On the radio, Mr. Bush suggested that we should “treat health insurance more like home ownership.” He went on to say that “the current tax code encourages home ownership by allowing you to deduct the interest on your mortgage from your taxes. We can reform the tax code, so that it provides a similar incentive for you to buy health insurance.”

Wow. Those are the words of someone with no sense of what it’s like to be uninsured.

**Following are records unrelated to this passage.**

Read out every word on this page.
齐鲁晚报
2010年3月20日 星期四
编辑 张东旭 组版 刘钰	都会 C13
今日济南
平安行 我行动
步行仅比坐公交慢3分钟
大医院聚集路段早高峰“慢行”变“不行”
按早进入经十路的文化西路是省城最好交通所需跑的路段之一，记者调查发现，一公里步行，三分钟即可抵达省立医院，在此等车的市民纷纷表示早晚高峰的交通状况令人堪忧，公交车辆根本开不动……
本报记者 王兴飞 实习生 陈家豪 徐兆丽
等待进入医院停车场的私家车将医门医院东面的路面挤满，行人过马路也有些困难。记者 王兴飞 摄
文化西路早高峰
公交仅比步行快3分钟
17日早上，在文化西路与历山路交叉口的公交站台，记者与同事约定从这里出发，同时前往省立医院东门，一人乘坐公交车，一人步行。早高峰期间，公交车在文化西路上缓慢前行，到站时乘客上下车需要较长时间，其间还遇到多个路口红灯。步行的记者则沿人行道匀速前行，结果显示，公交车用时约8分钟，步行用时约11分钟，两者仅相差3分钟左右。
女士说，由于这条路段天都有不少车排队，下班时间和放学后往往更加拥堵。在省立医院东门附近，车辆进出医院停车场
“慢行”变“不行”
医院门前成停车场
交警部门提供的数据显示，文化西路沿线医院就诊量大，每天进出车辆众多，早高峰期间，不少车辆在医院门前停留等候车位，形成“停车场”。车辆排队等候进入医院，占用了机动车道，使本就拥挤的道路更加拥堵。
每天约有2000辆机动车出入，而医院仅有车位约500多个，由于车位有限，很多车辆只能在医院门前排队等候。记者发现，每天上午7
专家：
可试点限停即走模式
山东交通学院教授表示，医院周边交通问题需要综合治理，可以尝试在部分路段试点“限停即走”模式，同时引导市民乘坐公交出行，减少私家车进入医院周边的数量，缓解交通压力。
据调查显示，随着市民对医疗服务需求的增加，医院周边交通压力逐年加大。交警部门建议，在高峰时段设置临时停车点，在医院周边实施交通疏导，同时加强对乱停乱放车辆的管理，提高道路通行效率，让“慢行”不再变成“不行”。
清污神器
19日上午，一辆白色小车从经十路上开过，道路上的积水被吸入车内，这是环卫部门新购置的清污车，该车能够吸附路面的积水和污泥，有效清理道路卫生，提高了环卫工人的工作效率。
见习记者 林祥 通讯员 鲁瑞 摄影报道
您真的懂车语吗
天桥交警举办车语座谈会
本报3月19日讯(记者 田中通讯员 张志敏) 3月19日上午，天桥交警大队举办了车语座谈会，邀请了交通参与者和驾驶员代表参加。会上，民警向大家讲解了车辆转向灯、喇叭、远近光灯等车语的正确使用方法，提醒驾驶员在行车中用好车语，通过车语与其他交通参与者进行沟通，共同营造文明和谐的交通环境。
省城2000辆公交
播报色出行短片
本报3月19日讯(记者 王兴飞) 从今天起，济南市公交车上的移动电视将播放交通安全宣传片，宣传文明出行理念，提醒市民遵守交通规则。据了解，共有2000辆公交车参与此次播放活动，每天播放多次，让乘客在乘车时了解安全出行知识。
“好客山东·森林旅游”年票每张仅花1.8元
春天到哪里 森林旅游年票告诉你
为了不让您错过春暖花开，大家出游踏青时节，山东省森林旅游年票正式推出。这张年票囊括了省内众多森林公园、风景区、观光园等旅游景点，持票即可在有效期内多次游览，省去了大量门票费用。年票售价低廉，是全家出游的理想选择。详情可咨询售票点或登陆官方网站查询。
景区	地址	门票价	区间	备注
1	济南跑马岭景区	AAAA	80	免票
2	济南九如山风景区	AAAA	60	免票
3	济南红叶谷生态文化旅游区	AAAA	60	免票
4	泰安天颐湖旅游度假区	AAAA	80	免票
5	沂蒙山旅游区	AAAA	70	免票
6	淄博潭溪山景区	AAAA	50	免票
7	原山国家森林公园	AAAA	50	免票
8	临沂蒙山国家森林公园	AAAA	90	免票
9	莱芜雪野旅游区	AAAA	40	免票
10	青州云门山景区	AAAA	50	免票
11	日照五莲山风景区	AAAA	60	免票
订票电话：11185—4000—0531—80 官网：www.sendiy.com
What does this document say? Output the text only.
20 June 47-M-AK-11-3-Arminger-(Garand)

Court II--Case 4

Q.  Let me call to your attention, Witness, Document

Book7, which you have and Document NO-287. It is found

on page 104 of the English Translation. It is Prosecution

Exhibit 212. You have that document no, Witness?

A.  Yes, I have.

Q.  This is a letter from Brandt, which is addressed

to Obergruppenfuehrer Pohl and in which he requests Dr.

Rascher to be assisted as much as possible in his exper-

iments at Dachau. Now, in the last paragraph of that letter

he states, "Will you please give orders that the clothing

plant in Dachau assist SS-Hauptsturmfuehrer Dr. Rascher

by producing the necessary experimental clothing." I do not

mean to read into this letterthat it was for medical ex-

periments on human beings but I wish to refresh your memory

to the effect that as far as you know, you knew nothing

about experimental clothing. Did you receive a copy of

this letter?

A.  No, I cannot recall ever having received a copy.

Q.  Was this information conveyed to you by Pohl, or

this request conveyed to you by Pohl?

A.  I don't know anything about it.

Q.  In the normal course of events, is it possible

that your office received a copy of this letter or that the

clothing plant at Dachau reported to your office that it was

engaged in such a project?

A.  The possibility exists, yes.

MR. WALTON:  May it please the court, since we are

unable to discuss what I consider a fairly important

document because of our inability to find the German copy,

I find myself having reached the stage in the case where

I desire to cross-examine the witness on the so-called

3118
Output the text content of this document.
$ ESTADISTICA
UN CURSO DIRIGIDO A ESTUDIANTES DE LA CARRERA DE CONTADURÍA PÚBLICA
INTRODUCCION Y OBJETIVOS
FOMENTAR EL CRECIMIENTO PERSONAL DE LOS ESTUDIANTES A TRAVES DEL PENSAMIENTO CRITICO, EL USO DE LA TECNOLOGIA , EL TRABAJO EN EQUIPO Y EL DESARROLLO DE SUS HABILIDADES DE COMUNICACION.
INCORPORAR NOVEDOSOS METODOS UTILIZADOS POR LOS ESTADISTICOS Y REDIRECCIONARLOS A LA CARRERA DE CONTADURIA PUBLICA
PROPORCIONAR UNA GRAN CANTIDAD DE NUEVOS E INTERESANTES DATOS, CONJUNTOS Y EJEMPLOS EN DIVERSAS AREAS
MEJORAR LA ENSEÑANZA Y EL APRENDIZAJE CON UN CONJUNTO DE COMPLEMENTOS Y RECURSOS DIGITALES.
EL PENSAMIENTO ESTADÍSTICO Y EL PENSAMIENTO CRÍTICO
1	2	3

Going without health insurance isn’t like deciding to rent an apartment instead of buying a house. It’s a terrifying experience, which most people endure only if they have no alternative. The uninsured don’t need an “incentive” to buy insurance; they need something that makes getting insurance possible.
I must admit that De Krugman is perhaps a bit out of touch as well. There is nothing terrifying about making the decision to rent an apartment instead of buying a house. There are some of us who simply don't want a house. But I digress. As Krugman points out Bush's proposal is absurd because it will have no impact on the majority of those without health insurance. Once again the question, how dumb are they or how dumb do they thin the American people are?
Most people without health insurance have low incomes, and just can’t afford the premiums. And making premiums tax-deductible is almost worthless to workers whose income puts them in a low tax bracket.

Of those uninsured who aren’t low-income, many can’t get coverage because of pre-existing conditions — everything from diabetes to a long-ago case of jock itch. Again, tax deductions won’t solve their problem.

The only people the Bush plan might move out of the ranks of the uninsured are the people we’re least concerned about — affluent, healthy Americans who choose voluntarily not to be insured. At most, the Bush plan might induce some of those people to buy insurance, while in the process — whaddya know — giving many other high-income individuals yet another tax break.

While proposing this high-end tax break, Mr. Bush is also proposing a tax increase — not on the wealthy, but on workers who, he thinks, have too much health insurance. The tax code, he said, “unwisely encourages workers to choose overly expensive, gold-plated plans. The result is that insurance premiums rise, and many Americans cannot afford the coverage they need.”

Again, wow. No economic analysis I’m aware of says that when Peter chooses a good health plan, he raises Paul’s premiums. And look at the condescension. Will all those who think they have “gold plated” health coverage please raise their hands?

According to press reports, the actual plan is to penalize workers with relatively generous insurance coverage. Just to be clear, we’re not talking about the wealthy; we’re talking about ordinary workers who have managed to negotiate better-than-average health plans.
So of course what Mr Bush's health care plan really is is another tax break for the wealthiest Americans while shafting those who work.

Now I am a firm believer in the free market system but their are places where it doesn't work and regulation is required or we will return to feudalism. But to the laissez-faire Republicans the free market is the solution to everything.
Mr. Bush, on the other hand, is still peddling the fantasy that the free market, with a little help from tax cuts, solves all problems.

What’s really striking about Mr. Bush’s remarks, however, is the tone. The stuff about providing “incentives” to buy insurance, the sneering description of good coverage as “gold plated,” is right-wing think-tank jargon. In the past Mr. Bush’s speechwriters might have found less offensive language; now, they’re not even trying to hide his fundamental indifference to the plight of less-fortunate Americans.
So, are they clueless, indifferent or out of touch. If you answered all of the above you would probably be correct.